As Mr. Musk has changed Twitter with new features, “more rough edges” have appeared on the site, said Jane Manchun Wong, an independent software engineer who studies social apps.
This month, Ms. Wong tweeted that the number of likes had dropped on a tweet of hers, catching Mr. Musk’s attention. He replied that there was a “synchronization lag,” or a delay in distributing Twitter’s data between its storage centers.
Some users have also complained that their number of followers on Twitter appears to have fallen mysteriously. Others have observed that tweets from users they had blocked — including Mr. Musk — began appearing in their feeds with no explanation.

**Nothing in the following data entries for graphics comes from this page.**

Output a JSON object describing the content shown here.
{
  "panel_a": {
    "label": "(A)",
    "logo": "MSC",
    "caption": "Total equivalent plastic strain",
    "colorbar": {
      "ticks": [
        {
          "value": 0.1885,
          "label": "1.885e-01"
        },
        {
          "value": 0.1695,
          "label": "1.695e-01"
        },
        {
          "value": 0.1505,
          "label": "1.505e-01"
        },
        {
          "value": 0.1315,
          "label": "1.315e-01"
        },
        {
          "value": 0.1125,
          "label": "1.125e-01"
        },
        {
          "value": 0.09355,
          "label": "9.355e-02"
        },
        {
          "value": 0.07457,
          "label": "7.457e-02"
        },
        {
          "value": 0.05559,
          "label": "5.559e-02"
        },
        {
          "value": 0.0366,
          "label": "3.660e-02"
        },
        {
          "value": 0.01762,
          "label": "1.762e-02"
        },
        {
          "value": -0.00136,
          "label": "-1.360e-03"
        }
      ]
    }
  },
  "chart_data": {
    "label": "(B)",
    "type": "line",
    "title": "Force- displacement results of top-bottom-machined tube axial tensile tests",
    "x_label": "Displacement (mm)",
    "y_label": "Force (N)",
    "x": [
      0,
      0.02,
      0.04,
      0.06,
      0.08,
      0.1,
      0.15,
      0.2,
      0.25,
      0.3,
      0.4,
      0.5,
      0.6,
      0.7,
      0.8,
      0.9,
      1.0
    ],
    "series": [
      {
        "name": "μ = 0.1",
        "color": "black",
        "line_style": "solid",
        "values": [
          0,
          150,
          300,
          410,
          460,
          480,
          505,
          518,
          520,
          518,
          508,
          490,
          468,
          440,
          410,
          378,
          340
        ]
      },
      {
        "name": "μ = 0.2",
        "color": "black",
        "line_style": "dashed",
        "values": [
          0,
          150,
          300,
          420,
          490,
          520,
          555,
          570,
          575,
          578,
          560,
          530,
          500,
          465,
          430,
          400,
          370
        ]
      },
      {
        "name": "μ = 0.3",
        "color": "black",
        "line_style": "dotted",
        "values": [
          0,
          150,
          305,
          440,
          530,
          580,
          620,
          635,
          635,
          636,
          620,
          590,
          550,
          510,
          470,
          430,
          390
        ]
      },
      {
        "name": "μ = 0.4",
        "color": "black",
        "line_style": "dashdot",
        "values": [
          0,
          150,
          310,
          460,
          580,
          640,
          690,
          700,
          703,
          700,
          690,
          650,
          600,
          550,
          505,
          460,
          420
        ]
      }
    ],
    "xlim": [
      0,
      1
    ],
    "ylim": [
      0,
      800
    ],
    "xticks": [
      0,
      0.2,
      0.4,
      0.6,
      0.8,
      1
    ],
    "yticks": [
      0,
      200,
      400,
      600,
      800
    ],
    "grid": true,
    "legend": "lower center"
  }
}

“When there are back-end changes, sometimes things break,” Ms. Wong said.
The constant loss of workers has only added to the sense of instability, two current and former employees said. Some junior employees are overseeing products or services they had never touched before, they said, and there is no clear leadership. The company has been without a permanent head of global infrastructure since last year when Mr. Musk fired Nelson Abramson, who held that job. Mr. Musk brought on a temporary replacement, a Tesla engineer named Sheen Austin, who resigned in January.
Fixing technical challenges has also become more difficult because of changes to internal systems and communication. Last week, employees lost access to the workplace chat platform Slack, leaving them without their main mode of communicating with colleagues or the ability to see a record of how workers previously fixed problems with Twitter, three current and former employees said.
On Monday, the company brought Slack back. But it archived thousands of old Slack channels that workers had used to communicate, according to an internal email seen by The Times.
Some employees said Mr. Musk had also recently stoked more unease and distrust with an informal peer evaluation. Some managers received calls this month from Steve Davis, a trusted lieutenant of Mr. Musk’s who had led his tunneling start-up, the Boring Company, according to two people with knowledge of the matter.
Mr. Davis, who has overseen Twitter’s finances and reorganizations over the past five months, told those managers that they were high performers and should make lists of other high-performing employees and hand them into management, those people said.
The managers were told that changes were coming to how compensation would be handled and that the feedback would be used to put those changes in place, the people said. Platformer earlier reported on these exchanges.
Less than a week later, Twitter sent employees an electronic form and ordered them to detail their February accomplishments and what they planned to achieve in March, according to an email seen by The Times.
Two days after that, more than 200 employees — including product managers and engineers responsible for carrying out rapid changes to the platform — had their email accounts frozen and lost access to Twitter’s internal systems. Mr. Musk had made another round of cuts.
Kellen Browning contributed reporting.